Combien de journaux ont diffusé en juillet 2025 l’appel de cancérologues à NE PAS SIGNER la pétition contre la loi Duplomb parce qu’aucun lien scientifique n’existe entre les néonicotinoïdes et les cancers et que la propagande écologiste sur les pesticides détourne la rechercher des vraies causes : seulement Le Point.
Combien de gens gobent la propagande écolo et s’imaginent que les abeilles meurent à cause des néonicotinoïdes (mais juste en France, ailleurs c’est bon, les abeilles n’en meurent pas, elles doivent avoir un vaccin anti néonicotinoïdes ?) et ignorent que les abeilles françaises sont ravagées par les frelons asiatiques et une maladie appelée le varroa.
Combien de gens s’imaginent qu’on ne mangera plus s’il n’y a plus d’abeilles sans savoir qu’il y a moins de 10% de ce que l’on mange qui est concerné par la pollinisation par les abeilles ?
Combien de gens s’imaginent qu’on peut faire pousser des cultures avec moins d’eau que nécessaire ? Qu’ils essaient sur leur balcon avec leurs géraniums : moitié moins d’eau en plein été pour rigoler pendant 2 mois et on verra la gueule des géraniums.
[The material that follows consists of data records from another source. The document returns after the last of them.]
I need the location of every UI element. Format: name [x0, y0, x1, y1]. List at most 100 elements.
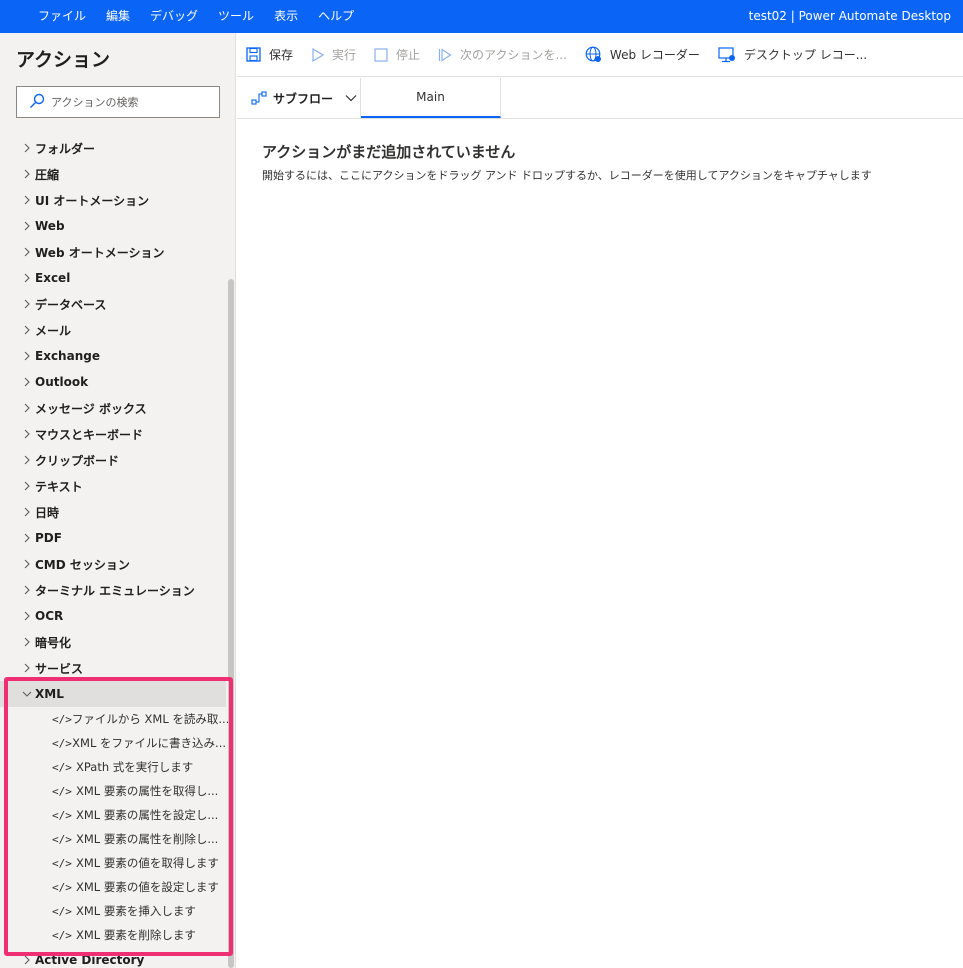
tree-category-label: メール — [35, 323, 72, 338]
step-next-icon — [438, 47, 452, 62]
tree-category[interactable]: XML — [0, 681, 226, 707]
tree-category-label: メッセージ ボックス — [35, 401, 147, 416]
chevron-right-icon — [20, 953, 34, 967]
code-icon: </> — [52, 928, 72, 942]
web-recorder-button[interactable]: Web レコーダー — [585, 46, 700, 63]
tree-category[interactable]: Active Directory — [0, 947, 226, 968]
tree-category[interactable]: 圧縮 — [0, 161, 226, 187]
tree-category[interactable]: CMD セッション — [0, 551, 226, 577]
tree-category[interactable]: メール — [0, 317, 226, 343]
desktop-recorder-label: デスクトップ レコー... — [743, 48, 868, 62]
action-item-label: XML 要素の属性を設定し... — [76, 808, 219, 822]
window-title: test02 | Power Automate Desktop — [748, 9, 951, 23]
tree-category-label: Excel — [35, 271, 71, 285]
run-button[interactable]: 実行 — [311, 46, 356, 63]
action-item[interactable]: </> XML 要素の値を取得します — [0, 851, 226, 875]
empty-canvas-title: アクションがまだ追加されていません — [262, 143, 516, 161]
tree-category[interactable]: 暗号化 — [0, 629, 226, 655]
action-search-input[interactable] — [51, 95, 211, 109]
tab-main[interactable]: Main — [361, 78, 501, 118]
action-item[interactable]: </> XML 要素を挿入します — [0, 899, 226, 923]
action-item-label: XML 要素の値を設定します — [76, 880, 219, 894]
tree-category[interactable]: クリップボード — [0, 447, 226, 473]
tree-category-label: Outlook — [35, 375, 89, 389]
code-icon: </> — [52, 712, 72, 726]
action-search-box[interactable] — [16, 86, 220, 118]
subflow-dropdown[interactable]: サブフロー — [237, 78, 361, 118]
chevron-right-icon — [20, 505, 34, 519]
tree-category[interactable]: UI オートメーション — [0, 187, 226, 213]
action-item-label: XML をファイルに書き込み... — [72, 736, 226, 750]
actions-panel-title: アクション — [16, 49, 111, 71]
menu-file[interactable]: ファイル — [38, 0, 86, 33]
chevron-right-icon — [20, 531, 34, 545]
chevron-right-icon — [20, 375, 34, 389]
tree-category-label: PDF — [35, 531, 62, 545]
tree-category[interactable]: Web オートメーション — [0, 239, 226, 265]
scrollbar[interactable] — [228, 279, 234, 968]
tree-category[interactable]: Excel — [0, 265, 226, 291]
chevron-right-icon — [20, 557, 34, 571]
play-icon — [311, 47, 325, 62]
menu-edit[interactable]: 編集 — [106, 0, 130, 33]
tree-category[interactable]: Web — [0, 213, 226, 239]
menu-view[interactable]: 表示 — [274, 0, 298, 33]
toolbar: 保存 実行 停止 次のアクションを... Web レコーダー デスクトップ レコ… — [237, 33, 963, 77]
menu-tools[interactable]: ツール — [218, 0, 254, 33]
tree-category-label: サービス — [35, 661, 84, 676]
action-item[interactable]: </> XML 要素の属性を取得し... — [0, 779, 226, 803]
tree-category[interactable]: Outlook — [0, 369, 226, 395]
tab-bar: サブフロー Main — [237, 78, 963, 119]
web-recorder-label: Web レコーダー — [609, 48, 700, 62]
chevron-right-icon — [20, 583, 34, 597]
tree-category[interactable]: マウスとキーボード — [0, 421, 226, 447]
tree-category-label: OCR — [35, 609, 64, 623]
action-item[interactable]: </> XML をファイルに書き込み... — [0, 731, 226, 755]
action-item[interactable]: </> XML 要素の値を設定します — [0, 875, 226, 899]
chevron-right-icon — [20, 245, 34, 259]
chevron-down-icon — [20, 687, 34, 701]
tree-category-label: XML — [35, 687, 64, 701]
tree-category[interactable]: データベース — [0, 291, 226, 317]
action-item-label: XML 要素を挿入します — [76, 904, 196, 918]
menu-help[interactable]: ヘルプ — [318, 0, 354, 33]
tree-category-label: ターミナル エミュレーション — [35, 583, 195, 598]
tree-category[interactable]: Exchange — [0, 343, 226, 369]
tree-category-label: Exchange — [35, 349, 100, 363]
chevron-right-icon — [20, 141, 34, 155]
tree-category[interactable]: テキスト — [0, 473, 226, 499]
tree-category[interactable]: 日時 — [0, 499, 226, 525]
tree-category-label: テキスト — [35, 479, 83, 494]
chevron-right-icon — [20, 479, 34, 493]
action-item[interactable]: </> XML 要素の属性を設定し... — [0, 803, 226, 827]
save-button[interactable]: 保存 — [246, 46, 293, 63]
search-icon — [29, 93, 45, 112]
desktop-recorder-button[interactable]: デスクトップ レコー... — [718, 46, 867, 63]
tree-category-label: Web オートメーション — [35, 245, 165, 260]
tree-category[interactable]: PDF — [0, 525, 226, 551]
tree-category[interactable]: メッセージ ボックス — [0, 395, 226, 421]
action-item[interactable]: </> XML 要素の属性を削除し... — [0, 827, 226, 851]
menu-bar: ファイル 編集 デバッグ ツール 表示 ヘルプ test02 | Power A… — [0, 0, 963, 33]
tree-category[interactable]: サービス — [0, 655, 226, 681]
chevron-right-icon — [20, 453, 34, 467]
tree-category[interactable]: ターミナル エミュレーション — [0, 577, 226, 603]
chevron-right-icon — [20, 323, 34, 337]
stop-icon — [374, 47, 388, 62]
next-action-button[interactable]: 次のアクションを... — [438, 46, 567, 63]
tree-category-label: CMD セッション — [35, 557, 130, 572]
save-label: 保存 — [269, 48, 294, 62]
chevron-right-icon — [20, 661, 34, 675]
tree-category[interactable]: フォルダー — [0, 135, 226, 161]
globe-icon — [585, 46, 602, 63]
action-item-label: XML 要素を削除します — [76, 928, 196, 942]
action-item[interactable]: </> XPath 式を実行します — [0, 755, 226, 779]
action-item-label: XML 要素の属性を取得し... — [76, 784, 219, 798]
tree-category[interactable]: OCR — [0, 603, 226, 629]
chevron-right-icon — [20, 349, 34, 363]
code-icon: </> — [52, 904, 72, 918]
action-item[interactable]: </> ファイルから XML を読み取... — [0, 707, 229, 731]
action-item[interactable]: </> XML 要素を削除します — [0, 923, 226, 947]
stop-button[interactable]: 停止 — [374, 46, 420, 63]
menu-debug[interactable]: デバッグ — [150, 0, 198, 33]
Et pour finir, je suggère aux lecteurs de BV signataires de la pétition contre la loi Duplomb, de refuser tout insecticide chez eux et sur le corps même en cas d’invasion de mouches ou de moustiques porteurs de maladies dangereuses, de ne pas traiter contre les punaises de lit s’ils en ont, de ne pas protéger leurs chiens et leurs chats contre les tiques et les puces avec des néonicotinoïdes encore autorisés aux vétérinaires. Ce qu’on exige des agriculteurs, il faut l’appliquer à soi et être logique jusqu’au bout quand on a signé contre la loi Duplomb.
Excellent, tout est dit.
Bien vu !
Bravo, fort bien documenté et vous avez potassé votre sujet 20/20 ce n’est pas ironique croyez moi et tout y est
Et je me félicite de n’AVOIR PAS suivi le mouvement des moutons habituels comme pour ceux qui obligeaient les gens à se faire vacciner, les insultant de tous noms, ce sont les MEMES !!!
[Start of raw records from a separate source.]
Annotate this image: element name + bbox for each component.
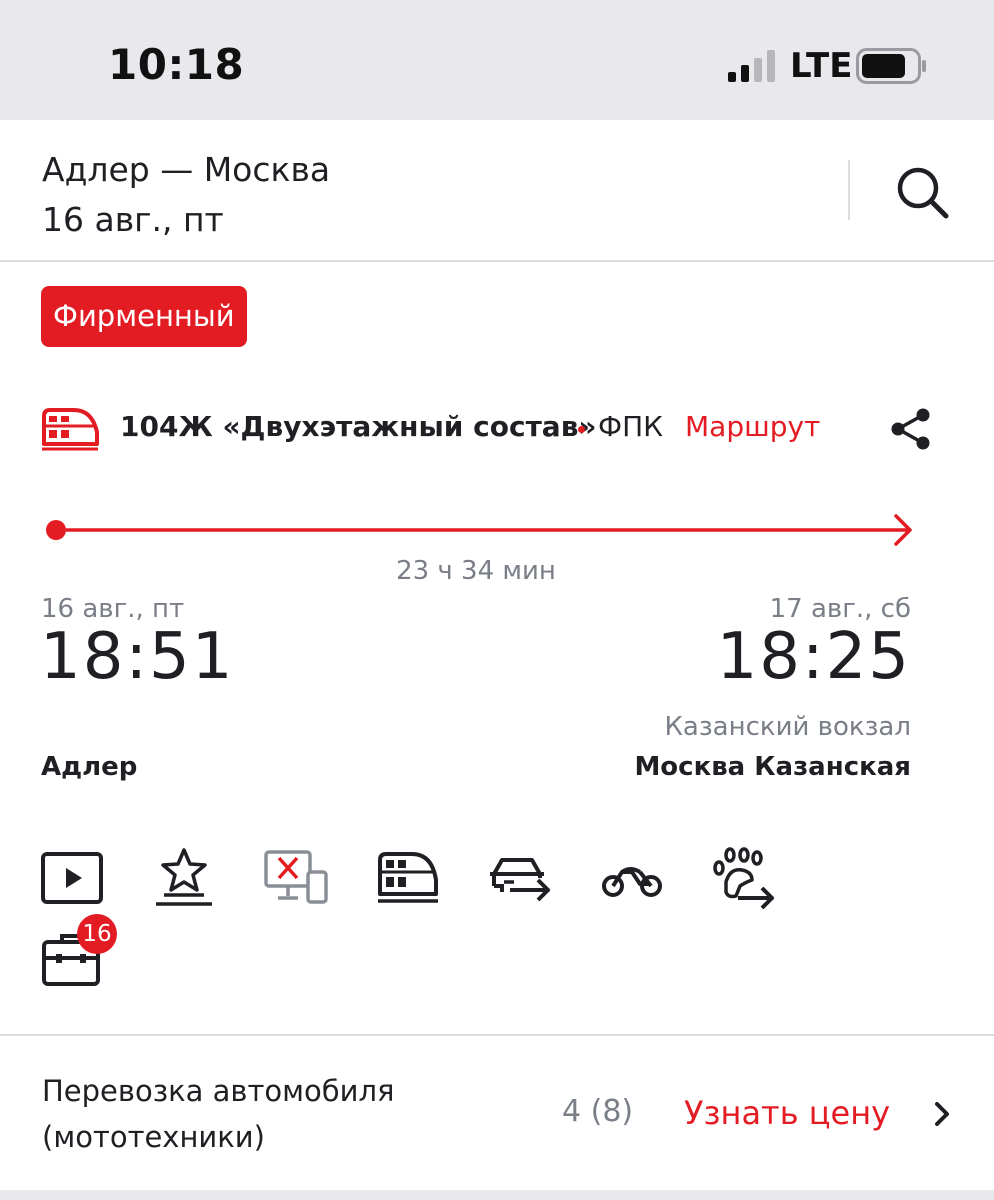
luggage-count-badge: 16 — [77, 914, 117, 954]
motorcycle-icon — [602, 867, 662, 897]
train-carrier: ФПК — [598, 410, 664, 443]
double-decker-train-icon — [378, 852, 438, 903]
route-title[interactable]: Адлер — Москва — [42, 150, 330, 189]
car-transport-count: 4 (8) — [562, 1094, 634, 1129]
status-time: 10:18 — [108, 40, 245, 89]
car-transport-title: Перевозка автомобиля (мототехники) — [42, 1074, 395, 1154]
arrival-city: Москва Казанская — [634, 752, 911, 782]
brand-train-badge: Фирменный — [41, 286, 247, 347]
amenity-double-decker[interactable] — [376, 846, 440, 910]
signal-strength-icon — [728, 50, 775, 82]
train-name: 104Ж «Двухэтажный состав» — [120, 410, 597, 443]
route-date[interactable]: 16 авг., пт — [42, 200, 224, 239]
network-type: LTE — [790, 46, 853, 86]
header-divider — [848, 160, 850, 220]
no-devices-icon — [264, 850, 328, 904]
car-transport-row[interactable]: Перевозка автомобиля (мототехники) 4 (8)… — [0, 1036, 994, 1190]
search-icon — [897, 167, 949, 219]
bottom-strip — [0, 1190, 994, 1200]
status-bar: 10:18 LTE — [0, 0, 994, 120]
amenity-video[interactable] — [40, 846, 104, 910]
arrival-time: 18:25 — [716, 620, 911, 694]
star-award-icon — [156, 848, 212, 906]
video-play-icon — [41, 852, 103, 904]
search-summary-header: Адлер — Москва 16 авг., пт — [0, 120, 994, 262]
search-button[interactable] — [890, 160, 954, 224]
trip-timeline — [46, 514, 912, 546]
get-price-link[interactable]: Узнать цену — [684, 1094, 890, 1132]
train-info-row: 104Ж «Двухэтажный состав» ФПК Маршрут — [40, 398, 950, 458]
amenity-car-transport[interactable] — [488, 846, 552, 910]
arrival-station: Казанский вокзал — [664, 712, 911, 742]
departure-time: 18:51 — [40, 620, 235, 694]
amenity-pets[interactable] — [712, 846, 776, 910]
pet-transport-icon — [713, 847, 774, 910]
car-transport-icon — [490, 858, 550, 902]
share-button[interactable] — [888, 406, 934, 452]
departure-city: Адлер — [41, 752, 138, 782]
trip-duration: 23 ч 34 мин — [396, 556, 556, 586]
share-icon — [891, 408, 930, 450]
chevron-right-icon — [935, 1102, 949, 1126]
separator-dot — [578, 426, 585, 433]
amenity-no-devices[interactable] — [264, 846, 328, 910]
double-decker-train-icon — [42, 408, 99, 451]
amenity-star[interactable] — [152, 846, 216, 910]
battery-icon — [856, 48, 926, 84]
amenity-motorcycle[interactable] — [600, 846, 664, 910]
route-link[interactable]: Маршрут — [685, 410, 820, 443]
Moi je me documente et j’ai un esprit assez critique et hermétique à toute progagande
Allô Tondelier, rousseau …. !!!!
Rien à déclarer ???
Ah non les lentilles canadienne ne sont pas connotées d’extrême droite
Quand on veut tuer la France on s’en donne les moyens ! Rassurons nous c’est bientôt fait !
Pleurnicheries (suite et fin, j’espère).
Est-ce que les producteurs de lentilles en France – pas seulement au Puy – se sont regroupés en interprofessions et en groupements de producteurs ? Si ce n’est pas le cas, qu’ils le fassent en vitesse, car il se trouve que le droit communautaire (UE) reconnaît la place de ces organisations et mieux encore, la Cour de justice de l’Union européenne (Luxembourg) considère qu’elles ne portent pas atteinte aux principes du marché commun général.
L’Union européenne va mal, mais on peut parfois prendre appui sur elle pour défendre nos intérêts nationaux, à condition qu’ils soient reconnus comme valables par les autres Etats membres et s’agissant des interprofessions, c’est bien le cas.
Action !
« Prendre appuis sur l’UE » c’est comme « prendre appuis » sur un bouton qui déclenche la bombe installée par cette dictature ! …
l’UE n’a JAMAIS été, n’est JAMAIS et ne sera JAMAIS « la solution » pour garantir une quelconque souveraineté des pays étant dans l’UE ! …
Parfois, l’Ue est la solution. Mais il est vrai que l’Ue est en crise (-bon, je ne peux pas expliquer cela en quelques lignes, d’autres l’ont fait).